Wet mounts are used to view living organisms. The hanging drop technique is a
special type of wet mount, often used to determine whether organisms are motile.

Smears of appropriate thickness are allowed to air-dry completely and are then
passed through an open flame. This process, called heat fixation, kills the
organisms, causing them to adhere to the slide and more readily accept stains.

B. Principles of Staining

A stain, or dye, is a molecule that can bind to a structure and give it color.

Most microbial stains are cationic (positively charged), or basic dyes, such as
methylene blue, crystal violet, or safrannin. Some are anionic dyes (negatively
charged), or acidic dyes, such as nigrosin or India ink.

MOST bacterial surfaces are negatively charged so they will attract the basic dyes.

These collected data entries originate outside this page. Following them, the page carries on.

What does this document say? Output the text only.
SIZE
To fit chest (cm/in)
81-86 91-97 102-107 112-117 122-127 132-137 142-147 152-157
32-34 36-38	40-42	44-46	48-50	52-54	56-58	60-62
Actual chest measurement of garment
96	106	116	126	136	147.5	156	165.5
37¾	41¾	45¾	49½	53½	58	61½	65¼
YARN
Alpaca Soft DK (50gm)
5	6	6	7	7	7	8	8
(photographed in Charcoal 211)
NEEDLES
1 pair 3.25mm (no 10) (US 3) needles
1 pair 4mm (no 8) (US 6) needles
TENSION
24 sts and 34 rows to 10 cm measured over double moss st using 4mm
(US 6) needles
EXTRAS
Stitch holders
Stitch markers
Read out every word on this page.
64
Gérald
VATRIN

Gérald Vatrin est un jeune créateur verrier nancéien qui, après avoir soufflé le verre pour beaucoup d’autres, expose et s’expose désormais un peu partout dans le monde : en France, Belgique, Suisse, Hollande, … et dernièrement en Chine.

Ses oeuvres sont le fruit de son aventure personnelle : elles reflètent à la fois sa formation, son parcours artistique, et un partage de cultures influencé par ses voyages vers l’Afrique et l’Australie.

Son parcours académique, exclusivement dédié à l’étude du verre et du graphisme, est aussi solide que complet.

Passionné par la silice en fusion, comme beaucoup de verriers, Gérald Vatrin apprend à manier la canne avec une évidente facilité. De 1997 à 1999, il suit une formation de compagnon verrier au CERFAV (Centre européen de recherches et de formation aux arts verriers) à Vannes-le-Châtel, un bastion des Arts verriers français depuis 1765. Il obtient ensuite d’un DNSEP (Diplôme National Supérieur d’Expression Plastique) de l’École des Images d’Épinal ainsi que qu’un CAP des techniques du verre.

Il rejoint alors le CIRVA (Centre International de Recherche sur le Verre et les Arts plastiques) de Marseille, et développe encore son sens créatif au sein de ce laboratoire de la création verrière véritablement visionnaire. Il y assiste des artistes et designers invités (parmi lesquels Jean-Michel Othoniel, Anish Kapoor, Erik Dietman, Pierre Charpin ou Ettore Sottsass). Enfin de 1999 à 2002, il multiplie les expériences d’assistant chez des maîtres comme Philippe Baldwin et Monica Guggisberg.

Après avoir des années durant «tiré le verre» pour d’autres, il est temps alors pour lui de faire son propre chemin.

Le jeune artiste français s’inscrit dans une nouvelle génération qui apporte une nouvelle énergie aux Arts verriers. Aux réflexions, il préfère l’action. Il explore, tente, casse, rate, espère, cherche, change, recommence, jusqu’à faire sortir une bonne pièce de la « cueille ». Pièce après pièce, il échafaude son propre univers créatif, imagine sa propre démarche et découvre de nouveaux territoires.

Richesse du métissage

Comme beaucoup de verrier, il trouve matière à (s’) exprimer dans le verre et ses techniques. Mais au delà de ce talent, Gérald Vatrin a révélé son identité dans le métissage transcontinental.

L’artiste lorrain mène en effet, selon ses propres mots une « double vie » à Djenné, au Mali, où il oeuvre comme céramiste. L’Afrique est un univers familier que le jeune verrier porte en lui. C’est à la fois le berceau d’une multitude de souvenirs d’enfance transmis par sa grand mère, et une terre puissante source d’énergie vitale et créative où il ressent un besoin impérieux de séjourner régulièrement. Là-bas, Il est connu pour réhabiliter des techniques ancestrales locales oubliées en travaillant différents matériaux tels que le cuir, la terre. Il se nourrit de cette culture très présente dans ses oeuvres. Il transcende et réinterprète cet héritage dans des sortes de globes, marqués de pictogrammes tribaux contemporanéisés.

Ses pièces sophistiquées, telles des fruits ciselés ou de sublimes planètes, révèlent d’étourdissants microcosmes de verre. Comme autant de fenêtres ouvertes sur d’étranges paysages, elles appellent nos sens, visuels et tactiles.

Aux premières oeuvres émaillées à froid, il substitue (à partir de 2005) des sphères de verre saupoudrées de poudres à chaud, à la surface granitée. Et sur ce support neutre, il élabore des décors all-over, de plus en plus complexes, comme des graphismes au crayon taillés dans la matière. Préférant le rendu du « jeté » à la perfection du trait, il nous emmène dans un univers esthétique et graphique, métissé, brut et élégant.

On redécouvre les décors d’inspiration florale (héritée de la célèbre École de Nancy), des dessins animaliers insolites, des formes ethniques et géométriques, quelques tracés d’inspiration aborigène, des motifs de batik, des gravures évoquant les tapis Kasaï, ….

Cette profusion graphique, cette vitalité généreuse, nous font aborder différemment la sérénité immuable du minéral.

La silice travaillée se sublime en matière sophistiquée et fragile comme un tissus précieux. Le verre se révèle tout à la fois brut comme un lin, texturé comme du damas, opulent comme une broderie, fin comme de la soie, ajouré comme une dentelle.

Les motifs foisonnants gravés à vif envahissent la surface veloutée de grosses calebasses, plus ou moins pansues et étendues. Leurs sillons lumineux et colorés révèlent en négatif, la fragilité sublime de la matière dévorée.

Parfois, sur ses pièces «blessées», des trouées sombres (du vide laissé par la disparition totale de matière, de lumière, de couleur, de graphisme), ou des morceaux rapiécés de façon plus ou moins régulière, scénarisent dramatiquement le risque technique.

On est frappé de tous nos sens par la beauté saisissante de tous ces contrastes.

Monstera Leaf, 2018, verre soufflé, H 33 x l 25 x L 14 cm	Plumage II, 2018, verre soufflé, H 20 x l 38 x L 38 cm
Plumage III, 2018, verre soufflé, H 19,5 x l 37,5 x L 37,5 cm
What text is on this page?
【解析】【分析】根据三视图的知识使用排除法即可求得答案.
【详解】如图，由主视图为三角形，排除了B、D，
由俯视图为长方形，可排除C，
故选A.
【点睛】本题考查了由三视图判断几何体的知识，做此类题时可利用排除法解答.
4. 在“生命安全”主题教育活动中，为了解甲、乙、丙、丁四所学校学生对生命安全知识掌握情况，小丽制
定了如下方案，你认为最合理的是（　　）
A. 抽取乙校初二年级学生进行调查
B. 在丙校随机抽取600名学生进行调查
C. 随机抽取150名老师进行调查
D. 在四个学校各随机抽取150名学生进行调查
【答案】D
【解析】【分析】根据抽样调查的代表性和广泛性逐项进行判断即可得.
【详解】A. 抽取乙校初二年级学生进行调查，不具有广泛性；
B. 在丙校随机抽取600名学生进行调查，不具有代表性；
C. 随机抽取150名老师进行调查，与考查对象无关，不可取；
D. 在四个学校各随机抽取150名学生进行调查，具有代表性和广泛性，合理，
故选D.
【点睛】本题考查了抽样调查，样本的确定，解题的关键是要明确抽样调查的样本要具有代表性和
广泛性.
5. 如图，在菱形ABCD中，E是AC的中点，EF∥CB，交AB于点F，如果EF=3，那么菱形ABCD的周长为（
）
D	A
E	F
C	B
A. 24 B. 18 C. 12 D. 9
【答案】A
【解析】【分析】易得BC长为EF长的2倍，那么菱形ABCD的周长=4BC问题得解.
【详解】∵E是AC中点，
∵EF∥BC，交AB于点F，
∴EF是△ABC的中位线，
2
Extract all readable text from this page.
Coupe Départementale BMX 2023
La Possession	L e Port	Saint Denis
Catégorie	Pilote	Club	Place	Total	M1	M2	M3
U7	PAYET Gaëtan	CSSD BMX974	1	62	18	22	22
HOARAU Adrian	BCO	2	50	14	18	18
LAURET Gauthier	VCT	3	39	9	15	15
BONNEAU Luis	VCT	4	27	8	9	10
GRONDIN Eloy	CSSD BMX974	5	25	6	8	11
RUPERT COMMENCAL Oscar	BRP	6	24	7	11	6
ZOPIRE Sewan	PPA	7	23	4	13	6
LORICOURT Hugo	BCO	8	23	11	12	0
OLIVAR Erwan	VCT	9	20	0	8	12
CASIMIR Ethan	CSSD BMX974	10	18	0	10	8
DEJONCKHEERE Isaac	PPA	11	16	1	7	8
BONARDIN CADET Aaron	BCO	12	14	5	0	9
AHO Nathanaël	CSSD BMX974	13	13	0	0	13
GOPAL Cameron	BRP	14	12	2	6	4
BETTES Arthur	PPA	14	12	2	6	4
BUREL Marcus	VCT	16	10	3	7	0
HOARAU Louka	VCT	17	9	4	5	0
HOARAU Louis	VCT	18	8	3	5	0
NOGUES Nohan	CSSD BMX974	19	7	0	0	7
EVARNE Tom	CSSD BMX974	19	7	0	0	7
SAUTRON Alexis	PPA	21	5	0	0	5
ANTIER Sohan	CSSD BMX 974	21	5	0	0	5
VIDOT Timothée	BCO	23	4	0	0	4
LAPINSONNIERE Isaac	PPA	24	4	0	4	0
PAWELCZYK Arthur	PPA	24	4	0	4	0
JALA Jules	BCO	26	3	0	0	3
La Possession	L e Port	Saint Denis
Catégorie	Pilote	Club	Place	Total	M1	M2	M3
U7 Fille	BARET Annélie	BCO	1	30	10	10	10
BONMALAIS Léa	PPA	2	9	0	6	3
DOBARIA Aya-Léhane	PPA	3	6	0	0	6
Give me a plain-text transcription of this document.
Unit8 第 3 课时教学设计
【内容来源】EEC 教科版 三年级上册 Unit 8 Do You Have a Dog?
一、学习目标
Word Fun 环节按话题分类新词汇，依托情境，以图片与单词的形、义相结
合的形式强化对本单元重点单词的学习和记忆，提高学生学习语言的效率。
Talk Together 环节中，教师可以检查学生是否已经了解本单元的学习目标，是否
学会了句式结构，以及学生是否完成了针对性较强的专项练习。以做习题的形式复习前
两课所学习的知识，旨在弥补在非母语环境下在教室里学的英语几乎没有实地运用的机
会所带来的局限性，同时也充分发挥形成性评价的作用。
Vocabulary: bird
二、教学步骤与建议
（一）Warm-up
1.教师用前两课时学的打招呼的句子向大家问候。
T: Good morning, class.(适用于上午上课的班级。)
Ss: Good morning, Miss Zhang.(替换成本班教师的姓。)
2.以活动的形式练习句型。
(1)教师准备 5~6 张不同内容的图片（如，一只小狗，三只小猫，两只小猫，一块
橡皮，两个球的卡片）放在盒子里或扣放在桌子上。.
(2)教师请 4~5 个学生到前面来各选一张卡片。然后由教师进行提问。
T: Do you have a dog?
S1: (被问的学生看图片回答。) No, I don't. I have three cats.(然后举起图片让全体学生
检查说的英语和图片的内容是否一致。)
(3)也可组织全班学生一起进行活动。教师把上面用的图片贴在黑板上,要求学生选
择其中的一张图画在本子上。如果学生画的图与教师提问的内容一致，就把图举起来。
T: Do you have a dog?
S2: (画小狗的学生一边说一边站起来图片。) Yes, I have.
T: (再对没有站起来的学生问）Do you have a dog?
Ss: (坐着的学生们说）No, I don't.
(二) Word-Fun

Simple stains use one dye and reveal basic cell shapes and arrangements.
Differential stains use two or more dyes and distinguish various properties or
organisms. The Gram stain, spore stain, and acid-fast stain are examples.

Negative stains color the background around cells and their parts, which resist
taking up the stain. (acidic dyes will “stick” to the glass slide since glass has a +
charge).

Imagine a magnet when thinking of basic and acidic dyes…..basic dyes (+) will
attract to bacteria due to their (-) parts but will be repelled by the glass because of its
(+) charge!! Acidic dyes, on the other hand, will attract to the (+) glass but be
repelled by the (-) bacterial parts!!

We will also be covering these in great detail in the laboratory.